On your resume, you can highlight your problem-solving skills in several locations: The “skills” section, the “achievements” section, and by giving specific examples of problem-solving in your “experience” section.

In the skills section, you may want to list key problem-solving skills that you possess, instead of simply writing down the more generic term “problem-solving.” For example, you could list specific technical skills you possess that would help you solve problems or soft skills associated with problem-solving, such as your research abilities or decision-making talents.

Remember, stories are powerful. Keep specific examples in mind of times you solved a problem. This is useful on your resume, but will also help you answer interview questions like, “Tell me about a time you overcame an obstacle.”

Problem-solving skills for cover letter

Your cover letter is also an excellent opportunity to elaborate on your problem-solving skills. Here, you can give a brief example of a time you solved a problem successfully. Alternatively, you might identify a challenge that this potential employer is looking to solve and explain how you would address it.

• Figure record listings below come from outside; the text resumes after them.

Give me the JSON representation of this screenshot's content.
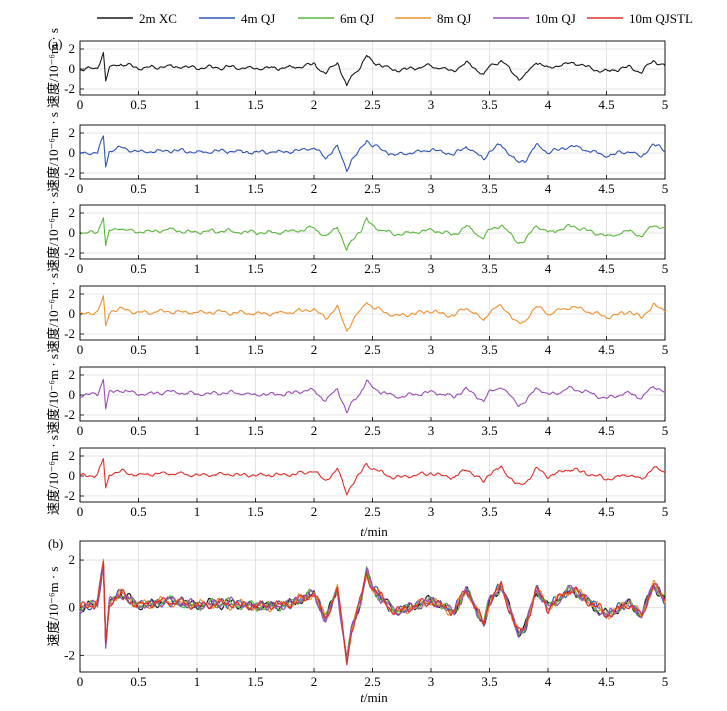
{
  "legend": [
    {
      "label": "2m XC",
      "color": "#1a1a1a"
    },
    {
      "label": "4m QJ",
      "color": "#2f55b8"
    },
    {
      "label": "6m QJ",
      "color": "#59b83a"
    },
    {
      "label": "8m QJ",
      "color": "#f0902e"
    },
    {
      "label": "10m QJ",
      "color": "#9a4fb6"
    },
    {
      "label": "10m QJSTL",
      "color": "#e0302a"
    }
  ],
  "panel_a_tag": "(a)",
  "panel_b_tag": "(b)",
  "ylabel": "速度/10⁻⁶m · s",
  "xlabel_italic": "t",
  "xlabel_rest": "/min",
  "chart_data": [
    {
      "type": "line",
      "panel": "(a)",
      "subplots": 6,
      "series_per_subplot": [
        "2m XC",
        "4m QJ",
        "6m QJ",
        "8m QJ",
        "10m QJ",
        "10m QJSTL"
      ],
      "xlim": [
        0,
        5
      ],
      "ylim": [
        -2.6,
        2.8
      ],
      "xticks": [
        "0",
        "0.5",
        "1",
        "1.5",
        "2",
        "2.5",
        "3",
        "3.5",
        "4",
        "4.5",
        "5"
      ],
      "yticks": [
        "-2",
        "0",
        "2"
      ],
      "xlabel": "t/min",
      "ylabel": "速度/10⁻⁶m · s",
      "grid": true,
      "x": [
        0,
        0.15,
        0.2,
        0.22,
        0.25,
        0.35,
        0.5,
        0.75,
        1,
        1.25,
        1.5,
        1.75,
        2,
        2.1,
        2.2,
        2.28,
        2.32,
        2.4,
        2.45,
        2.5,
        2.7,
        3,
        3.2,
        3.3,
        3.45,
        3.5,
        3.6,
        3.75,
        3.8,
        3.9,
        4,
        4.2,
        4.5,
        4.7,
        4.8,
        4.9,
        5
      ],
      "values": [
        0,
        0.1,
        1.7,
        -1.3,
        0.2,
        0.5,
        0.1,
        0.3,
        0.1,
        0.2,
        0.05,
        0.1,
        0.5,
        -0.5,
        0.7,
        -1.8,
        -0.8,
        0.3,
        1.3,
        0.7,
        -0.2,
        0.3,
        -0.2,
        0.7,
        -0.6,
        0.3,
        0.8,
        -1.0,
        -0.8,
        0.8,
        0.0,
        0.7,
        -0.3,
        0.2,
        -0.4,
        0.9,
        0.3
      ]
    },
    {
      "type": "line",
      "panel": "(b)",
      "xlim": [
        0,
        5
      ],
      "ylim": [
        -2.7,
        2.8
      ],
      "xticks": [
        "0",
        "0.5",
        "1",
        "1.5",
        "2",
        "2.5",
        "3",
        "3.5",
        "4",
        "4.5",
        "5"
      ],
      "yticks": [
        "-2",
        "0",
        "2"
      ],
      "xlabel": "t/min",
      "ylabel": "速度/10⁻⁶m · s",
      "grid": true,
      "series": [
        {
          "name": "2m XC",
          "color": "#1a1a1a"
        },
        {
          "name": "4m QJ",
          "color": "#2f55b8"
        },
        {
          "name": "6m QJ",
          "color": "#59b83a"
        },
        {
          "name": "8m QJ",
          "color": "#f0902e"
        },
        {
          "name": "10m QJ",
          "color": "#9a4fb6"
        },
        {
          "name": "10m QJSTL",
          "color": "#e0302a"
        }
      ],
      "x": [
        0,
        0.15,
        0.2,
        0.22,
        0.25,
        0.35,
        0.5,
        0.75,
        1,
        1.25,
        1.5,
        1.75,
        2,
        2.1,
        2.2,
        2.28,
        2.32,
        2.4,
        2.45,
        2.5,
        2.7,
        3,
        3.2,
        3.3,
        3.45,
        3.5,
        3.6,
        3.75,
        3.8,
        3.9,
        4,
        4.2,
        4.5,
        4.7,
        4.8,
        4.9,
        5
      ],
      "values": [
        0,
        0.2,
        1.9,
        -1.6,
        0.2,
        0.6,
        0.1,
        0.3,
        0.1,
        0.2,
        0.05,
        0.1,
        0.6,
        -0.5,
        0.8,
        -2.3,
        -0.9,
        0.3,
        1.5,
        0.8,
        -0.2,
        0.3,
        -0.2,
        0.8,
        -0.7,
        0.3,
        0.9,
        -1.1,
        -0.9,
        0.8,
        0.0,
        0.8,
        -0.3,
        0.2,
        -0.4,
        1.0,
        0.3
      ]
    }
  ]
}
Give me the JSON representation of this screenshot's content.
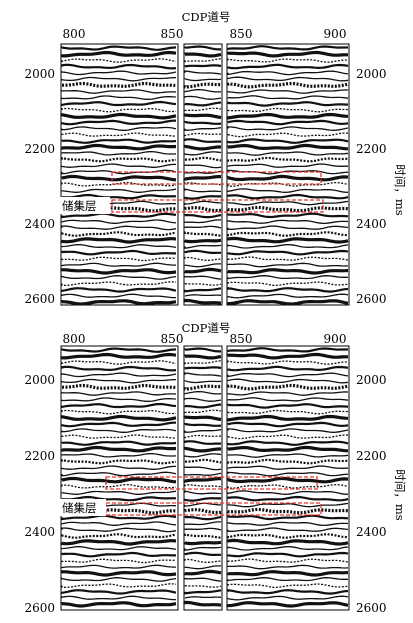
{
  "panels": [
    {
      "title": "CDP道号",
      "top_ticks": [
        "800",
        "850",
        "850",
        "900"
      ],
      "left_ticks": [
        "2000",
        "2200",
        "2400",
        "2600"
      ],
      "right_ticks": [
        "2000",
        "2200",
        "2400",
        "2600"
      ],
      "reservoir_label": "储集层"
    },
    {
      "title": "CDP道号",
      "top_ticks": [
        "800",
        "850",
        "850",
        "900"
      ],
      "left_ticks": [
        "2000",
        "2200",
        "2400",
        "2600"
      ],
      "right_ticks": [
        "2000",
        "2200",
        "2400",
        "2600"
      ],
      "reservoir_label": "储集层"
    }
  ],
  "y_axis_label": "时间，ms",
  "colors": {
    "highlight": "#e53935",
    "ink": "#111111"
  }
}
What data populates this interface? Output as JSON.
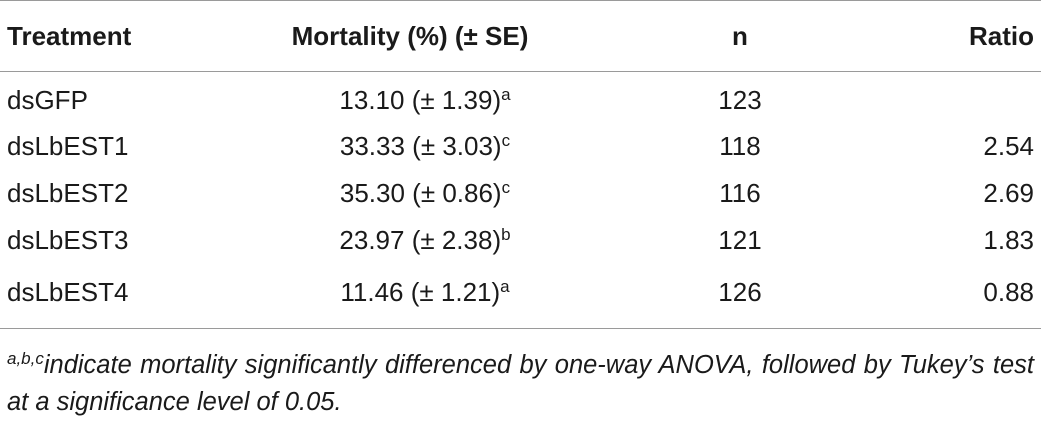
{
  "table": {
    "headers": {
      "treatment": "Treatment",
      "mortality": "Mortality (%) (± SE)",
      "n": "n",
      "ratio": "Ratio"
    },
    "rows": [
      {
        "treatment": "dsGFP",
        "mortality": "13.10 (± 1.39)",
        "sig": "a",
        "n": "123",
        "ratio": ""
      },
      {
        "treatment": "dsLbEST1",
        "mortality": "33.33 (± 3.03)",
        "sig": "c",
        "n": "118",
        "ratio": "2.54"
      },
      {
        "treatment": "dsLbEST2",
        "mortality": "35.30 (± 0.86)",
        "sig": "c",
        "n": "116",
        "ratio": "2.69"
      },
      {
        "treatment": "dsLbEST3",
        "mortality": "23.97 (± 2.38)",
        "sig": "b",
        "n": "121",
        "ratio": "1.83"
      },
      {
        "treatment": "dsLbEST4",
        "mortality": "11.46 (± 1.21)",
        "sig": "a",
        "n": "126",
        "ratio": "0.88"
      }
    ]
  },
  "footnote": {
    "marker": "a,b,c",
    "text": "indicate mortality significantly differenced by one-way ANOVA, followed by Tukey’s test at a significance level of 0.05."
  }
}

Related: 7 Powerful Ways to Start a Cover Letter

For example, if a job posting mentions that the company is looking for someone to help improve their social media presence, you can identify key ways you might help increase awareness of the brand through various social media platforms.

Your problem-solving skills will be a benefit to you in every step of your career. From writing your resume to interviewing to your every-day duties, the ability to solve problems effectively as they arise will make you a valuable asset on the job and a highly sought out candidate.